Aussie housing demand to plunge as COVID shocks population growth: report [The Australian, 15 Dec] The newly formed research team of the National Housing Finance and Investment Corporation (NHFIC) has, in its first report (published on 15 December), State of the Nation’s Housing, provided a picture of the projected Australian housing supply and demand balance to 2025. A key finding of the report is that COVID-19 has caused the biggest shock to population growth since early last century, triggering a forecast plunge in new demand for Australian housing over the coming years. It is forecast that by 2025, almost one million fewer people than previously expected will be living in Australia.

However, low-interest rates and government stimulus have boosted construction activity, and new supply is expected to exceed new demand by around 127,000 dwellings in 2021. Cumulative new supply is expected to be around 93,000 higher than new demand by 2025, though sensitivity analysis around difficult-to-predict key assumptions (including earlier than expected opening of borders and a resumption of high levels of migration) could reduce or even eliminate cumulative excess supply over a medium to longer-term horizon.

Excess supply results is a silver lining for renters, as higher vacancy rates should push down rental rates and improve affordability, but the position of low-income renters and prospective first-home buyers is unlikely to improve materially in the long term, given the trend of declining affordability, particularly in central parts of larger urban areas.

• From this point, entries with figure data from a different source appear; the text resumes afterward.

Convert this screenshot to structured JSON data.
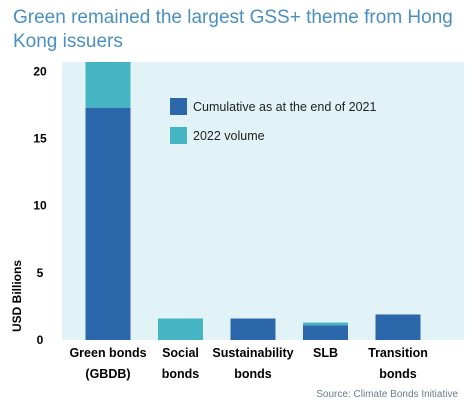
{
  "title": "Green remained the largest GSS+ theme from Hong Kong issuers",
  "source": "Source: Climate Bonds Initiative",
  "colors": {
    "cumulative": "#2d67ab",
    "volume_2022": "#45b5c3",
    "plot_background": "#e1f3f7",
    "title": "#4a8fc1"
  },
  "chart_data": {
    "type": "bar",
    "stacked": true,
    "categories": [
      [
        "Green bonds",
        "(GBDB)"
      ],
      [
        "Social",
        "bonds"
      ],
      [
        "Sustainability",
        "bonds"
      ],
      [
        "SLB"
      ],
      [
        "Transition",
        "bonds"
      ]
    ],
    "series": [
      {
        "name": "Cumulative as at the end of 2021",
        "color": "#2d67ab",
        "values": [
          17.3,
          0,
          1.6,
          1.1,
          1.9
        ]
      },
      {
        "name": "2022 volume",
        "color": "#45b5c3",
        "values": [
          3.4,
          1.6,
          0,
          0.2,
          0
        ]
      }
    ],
    "ylabel": "USD Billions",
    "xlabel": "",
    "ylim": [
      0,
      20.7
    ],
    "yticks": [
      0,
      5,
      10,
      15,
      20
    ],
    "grid": false,
    "legend_position": "top-right"
  }
}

“Double Return” from investing in social housing – reduced homelessness and boost to economic recovery [Equity Economics report, 15 Dec] In this new economic study, commissioned by the Everybody’s Home campaign, economic consultancy Equity Economics details rising levels of homelessness and housing stress in recent years, and forecasts further increases in the period ahead, by region. For the period from February 2020 (pre-pandemic) to June 2021, significant increases are forecast in the number of Australians experiencing housing stress (+24%) or homelessness (+9%). The report describes the merits of a Housing First approach to reducing homelessness. Just as importantly, it explains why housing matters to the economy and why increased government investment in social housing is not only good for those in desperate need of it, but also for the economy and employment generally, particularly at a time when we are looking for ways to boost economic recovery in the wake of the COVID pandemic.

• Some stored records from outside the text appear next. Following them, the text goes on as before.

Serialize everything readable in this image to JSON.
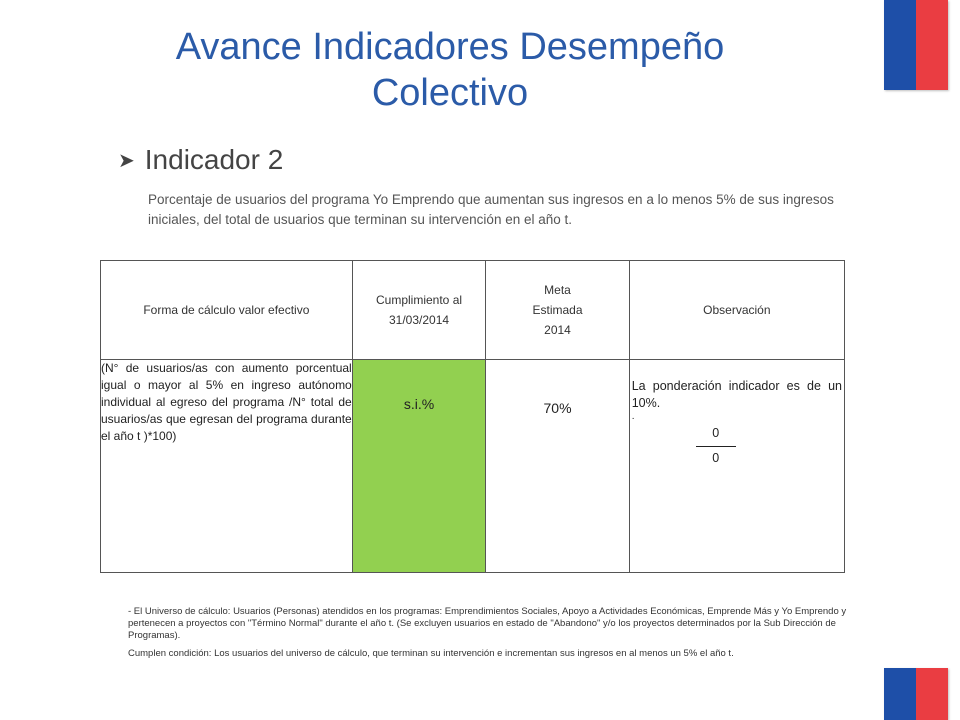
{
  "title": "Avance Indicadores Desempeño Colectivo",
  "section": {
    "bullet_label": "Indicador 2"
  },
  "description": "Porcentaje de usuarios del programa Yo Emprendo que aumentan sus ingresos en a lo menos 5% de sus ingresos iniciales, del total de usuarios que terminan su intervención en el año t.",
  "table": {
    "headers": {
      "forma": "Forma de cálculo   valor efectivo",
      "cumplimiento": "Cumplimiento al 31/03/2014",
      "meta_line1": "Meta",
      "meta_line2": "Estimada",
      "meta_line3": "2014",
      "observacion": "Observación"
    },
    "row": {
      "formula": "(N° de usuarios/as con aumento porcentual igual o mayor al 5% en ingreso autónomo individual al egreso del programa /N° total de usuarios/as que egresan del programa durante el año t )*100)",
      "cumplimiento": "s.i.%",
      "meta": "70%",
      "observacion": "La ponderación indicador es de un 10%.",
      "obs_dot": ".",
      "numerator": "0",
      "denominator": "0"
    },
    "highlight_color": "#92d050"
  },
  "notes": {
    "universe": "- El Universo de cálculo: Usuarios (Personas) atendidos en los programas: Emprendimientos Sociales, Apoyo a Actividades Económicas, Emprende Más y Yo Emprendo y pertenecen a proyectos con \"Término Normal\" durante el año t. (Se excluyen usuarios en estado de \"Abandono\" y/o los proyectos determinados por la Sub Dirección de Programas).",
    "condition": "Cumplen condición: Los usuarios del universo de cálculo, que terminan su intervención e incrementan sus ingresos en al menos un 5% el año t."
  },
  "colors": {
    "title": "#2b5ba8",
    "flag_blue": "#1e4fa8",
    "flag_red": "#ea3d42"
  }
}
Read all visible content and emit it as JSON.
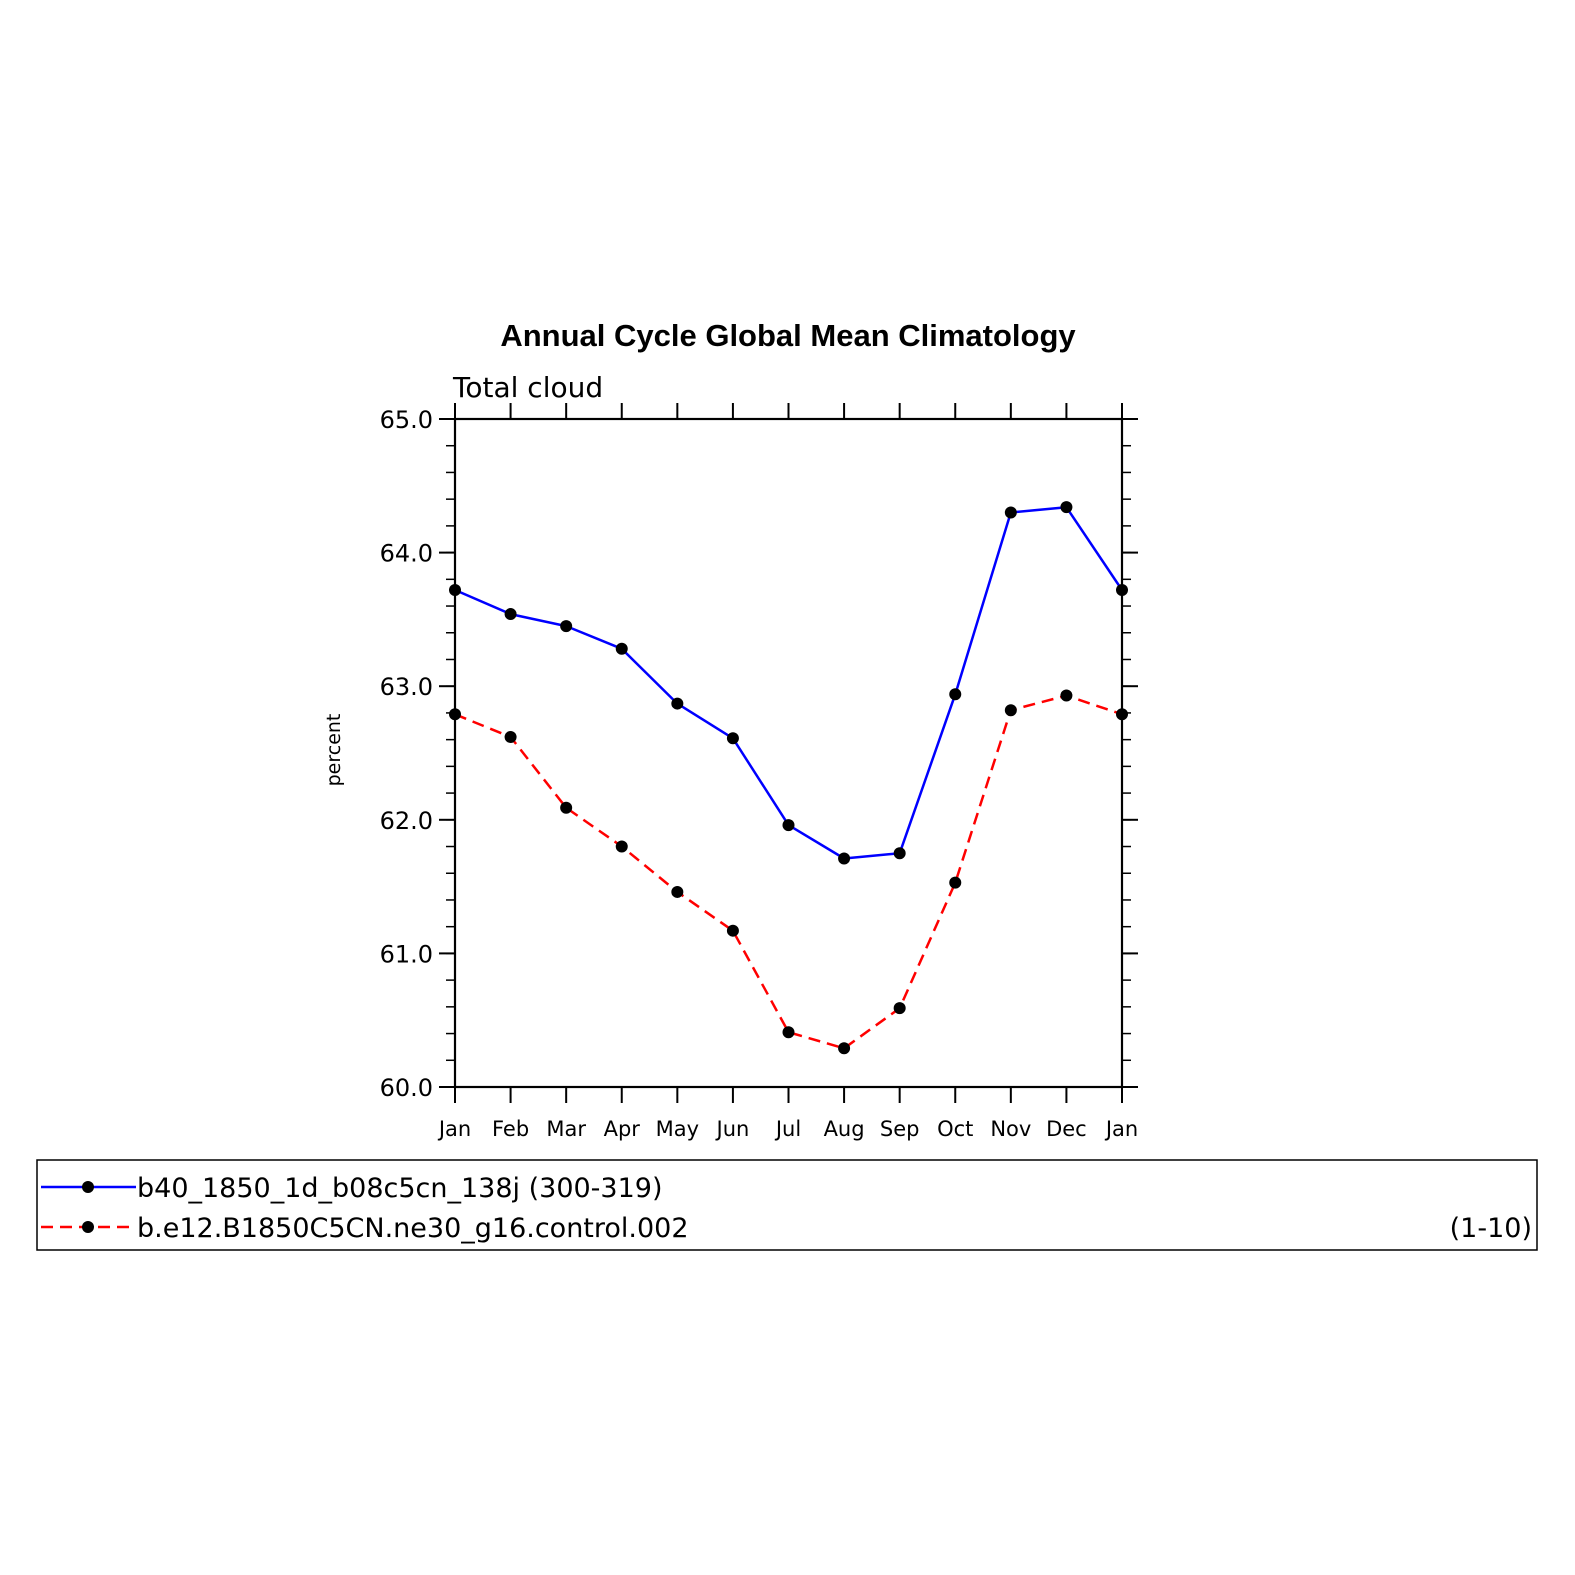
{
  "chart_data": {
    "type": "line",
    "title": "Annual Cycle Global Mean Climatology",
    "subtitle": "Total cloud",
    "xlabel": "",
    "ylabel": "percent",
    "categories": [
      "Jan",
      "Feb",
      "Mar",
      "Apr",
      "May",
      "Jun",
      "Jul",
      "Aug",
      "Sep",
      "Oct",
      "Nov",
      "Dec",
      "Jan"
    ],
    "ylim": [
      60.0,
      65.0
    ],
    "yticks": [
      "60.0",
      "61.0",
      "62.0",
      "63.0",
      "64.0",
      "65.0"
    ],
    "grid": false,
    "legend_position": "bottom",
    "series": [
      {
        "name": "b40_1850_1d_b08c5cn_138j (300-319)",
        "color": "#0000ff",
        "line_style": "solid",
        "marker": "filled-circle",
        "values": [
          63.72,
          63.54,
          63.45,
          63.28,
          62.87,
          62.61,
          61.96,
          61.71,
          61.75,
          62.94,
          64.3,
          64.34,
          63.72
        ]
      },
      {
        "name": "b.e12.B1850C5CN.ne30_g16.control.002",
        "years": "(1-10)",
        "color": "#ff0000",
        "line_style": "dashed",
        "marker": "filled-circle",
        "values": [
          62.79,
          62.62,
          62.09,
          61.8,
          61.46,
          61.17,
          60.41,
          60.29,
          60.59,
          61.53,
          62.82,
          62.93,
          62.79
        ]
      }
    ]
  }
}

“Same old housing” not right for modern Australia [University of Sydney news, 16 Dec] This article accompanies the 16 December 2020 AHURI research report, Urban regulation and diverse housing supply, which finds that new homes being built in Australia are failing to meet the changing needs of Australia’s diverse population in terms of the size and form of dwellings, tenure options and their affordability. The research, which was led by Dr Catherine Gilbert, included as co-authors a group of academics from the University of Sydney, Curtin University, the University of Adelaide and the University of Melbourne. The authors note that land-use zoning laws can obviously have a significant impact on whether diverse housing types (eg. medium-density housing) are permitted and/or financially viable and that the high cost of land, particularly in accessible locations, presents a significant challenge for projects that are directed towards non-market-based residential dwellings, such as housing which is affordable to lower-income groups.

This implies the need for governments to play a leadership role in encouraging the development of more diverse housing products, particularly those aimed at vulnerable members of the community whose needs are not automatically met through market mechanisms. Government is uniquely placed to leverage desired public policy outcomes in relation to large-scale government-owned land parcels, where it can condition its sale or lease of such land on outcomes that market forces alone do not guarantee. Mandatory inclusionary zoning is an obvious tool for these purposes. Government leadership can also take the form of long-term funding to support affordable housing supply, as well as a requirement for a more appropriate mix of housing types and tenures (including lower cost or affordable housing).